Having previous customer support experience is definitely key, but having a profile of experience to match the project is what defines a candidate. I also look for people who may have personal hobbies or industry interest in the project — pulling from the community.
I find that customer support staff enjoy the tasks at hand more when they enjoy the project, or have previous experience in the field. Also, having previous knowledge of industry protocol, customer support tools, or previous knowledge of the product make for smooth training.
3. Tone and Presentation.
Tone is something that I pay attention to as well. The way in which a person interprets and responses to my questions, even in the interview process, helps illustrate how he or she may respond to a customer or client.
- Having a positive, upbeat tone during the interview means that the applicant is able to maintain a positive experience while talking to customers or clients.
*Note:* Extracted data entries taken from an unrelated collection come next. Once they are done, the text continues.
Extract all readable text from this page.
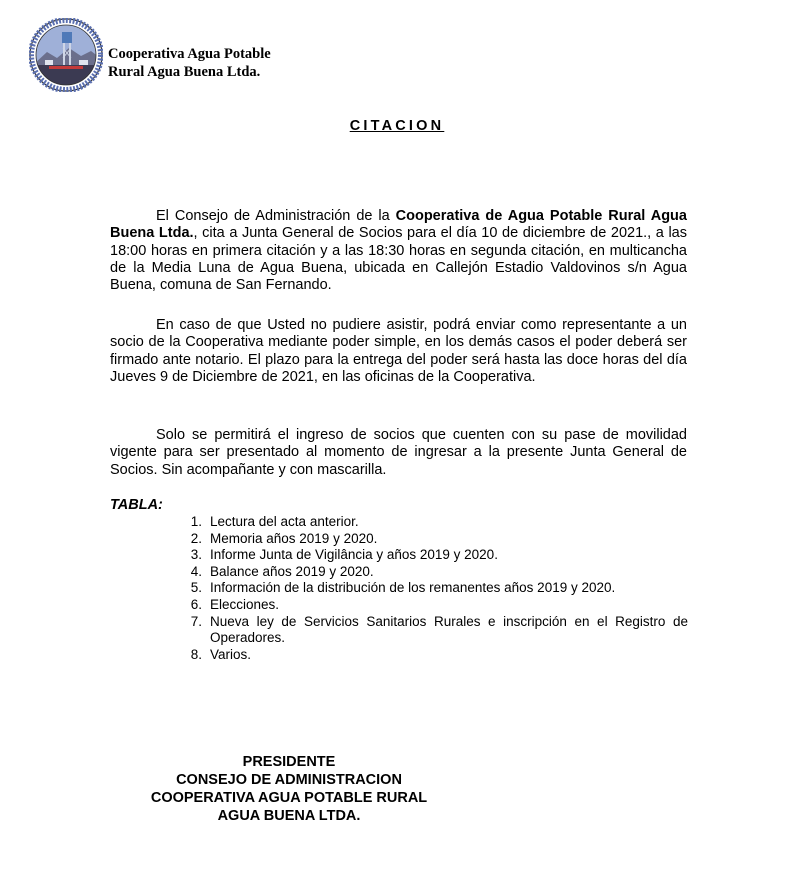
Cooperativa Agua Potable
Rural Agua Buena Ltda.
CITACION

El Consejo de Administración de la Cooperativa de Agua Potable Rural Agua Buena Ltda., cita a Junta General de Socios para el día 10 de diciembre de 2021., a las 18:00 horas en primera citación y a las 18:30 horas en segunda citación, en multicancha de la Media Luna de Agua Buena, ubicada en Callejón Estadio Valdovinos s/n Agua Buena, comuna de San Fernando.

En caso de que Usted no pudiere asistir, podrá enviar como representante a un socio de la Cooperativa mediante poder simple, en los demás casos el poder deberá ser firmado ante notario. El plazo para la entrega del poder será hasta las doce horas del día Jueves 9 de Diciembre de 2021, en las oficinas de la Cooperativa.

Solo se permitirá el ingreso de socios que cuenten con su pase de movilidad vigente para ser presentado al momento de ingresar a la presente Junta General de Socios. Sin acompañante y con mascarilla.

TABLA:
1. Lectura del acta anterior.
2. Memoria años 2019 y 2020.
3. Informe Junta de Vigilância y años 2019 y 2020.
4. Balance años 2019 y 2020.
5. Información de la distribución de los remanentes años 2019 y 2020.
6. Elecciones.
7. Nueva ley de Servicios Sanitarios Rurales e inscripción en el Registro de Operadores.
8. Varios.
PRESIDENTE
CONSEJO DE ADMINISTRACION
COOPERATIVA AGUA POTABLE RURAL
AGUA BUENA LTDA.
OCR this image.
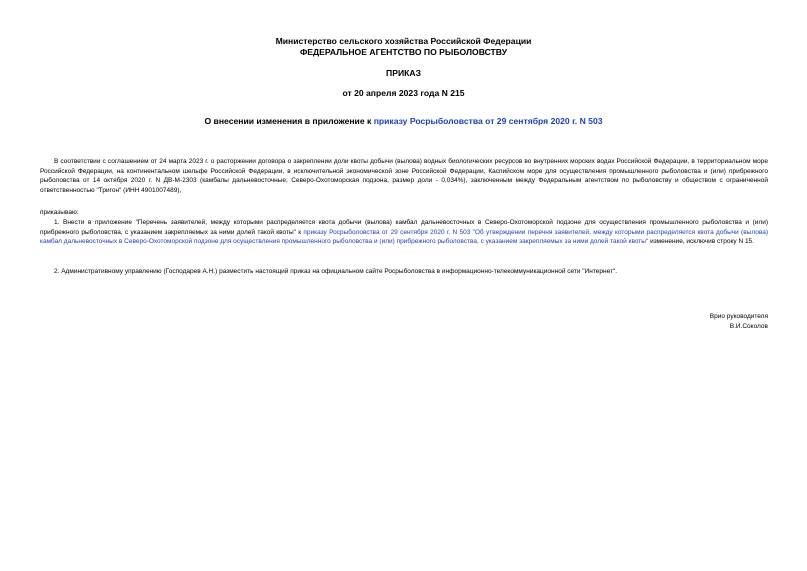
Министерство сельского хозяйства Российской Федерации
ФЕДЕРАЛЬНОЕ АГЕНТСТВО ПО РЫБОЛОВСТВУ
ПРИКАЗ
от 20 апреля 2023 года N 215
О внесении изменения в приложение к приказу Росрыболовства от 29 сентября 2020 г. N 503
В соответствии с соглашением от 24 марта 2023 г. о расторжении договора о закреплении доли квоты добычи (вылова) водных биологических ресурсов во внутренних морских водах Российской Федерации, в территориальном море Российской Федерации, на континентальном шельфе Российской Федерации, в исключительной экономической зоне Российской Федерации, Каспийском море для осуществления промышленного рыболовства и (или) прибрежного рыболовства от 14 октября 2020 г. N ДВ-М-2303 (камбалы дальневосточные, Северо-Охотоморская подзона, размер доли - 0,034%), заключенным между Федеральным агентством по рыболовству и обществом с ограниченной ответственностью "Тригон" (ИНН 4901007489),
приказываю:
1. Внести в приложение "Перечень заявителей, между которыми распределяется квота добычи (вылова) камбал дальневосточных в Северо-Охотоморской подзоне для осуществления промышленного рыболовства и (или) прибрежного рыболовства, с указанием закрепляемых за ними долей такой квоты" к приказу Росрыболовства от 29 сентября 2020 г. N 503 "Об утверждении перечня заявителей, между которыми распределяется квота добычи (вылова) камбал дальневосточных в Северо-Охотоморской подзоне для осуществления промышленного рыболовства и (или) прибрежного рыболовства, с указанием закрепляемых за ними долей такой квоты" изменение, исключив строку N 15.
2. Административному управлению (Господарев А.Н.) разместить настоящий приказ на официальном сайте Росрыболовства в информационно-телекоммуникационной сети "Интернет".
Врио руководителя
В.И.Соколов
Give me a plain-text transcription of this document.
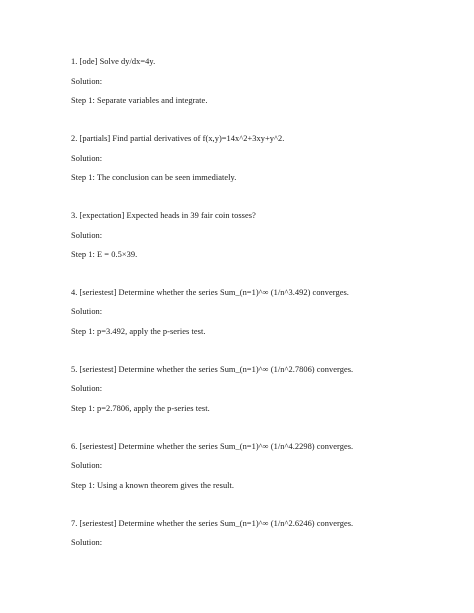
1. [ode] Solve dy/dx=4y.
Solution:
Step 1: Separate variables and integrate.
2. [partials] Find partial derivatives of f(x,y)=14x^2+3xy+y^2.
Solution:
Step 1: The conclusion can be seen immediately.
3. [expectation] Expected heads in 39 fair coin tosses?
Solution:
Step 1: E = 0.5×39.
4. [seriestest] Determine whether the series Sum_(n=1)^∞ (1/n^3.492) converges.
Solution:
Step 1: p=3.492, apply the p-series test.
5. [seriestest] Determine whether the series Sum_(n=1)^∞ (1/n^2.7806) converges.
Solution:
Step 1: p=2.7806, apply the p-series test.
6. [seriestest] Determine whether the series Sum_(n=1)^∞ (1/n^4.2298) converges.
Solution:
Step 1: Using a known theorem gives the result.
7. [seriestest] Determine whether the series Sum_(n=1)^∞ (1/n^2.6246) converges.
Solution:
- Minimal downtime between my questions and the CS rep’s response denotes comfortable and confidence (being able to think on one’s feet is a great trait to have!).
- Being conversational and interactive can show that the applicant is engaged in the interview and genuinely interested in position.
4. Knowing When To Pause The Conversation.
During the interview process, I like to ask a range of hypothetical operational questions to test the knowledge and troubleshooting ability of the candidate. Knowing how to admit defeat – when a rep needs to escalate or pause for reflection – is not a sign of weakness, per se. In fact, it’s a great example of a rep who wants to provide the best answer, and not just the pacifying answer. It’s a tricky line to walk that only the talented customer support team members know how to achieve.
Just like each project I hire for is unique, each interview candidate is as well. The best advice for staff looking to join a great project is to be confident, know the position at hand, and make treat me like you would a potential customer. Chances are, you’ll like the outcome!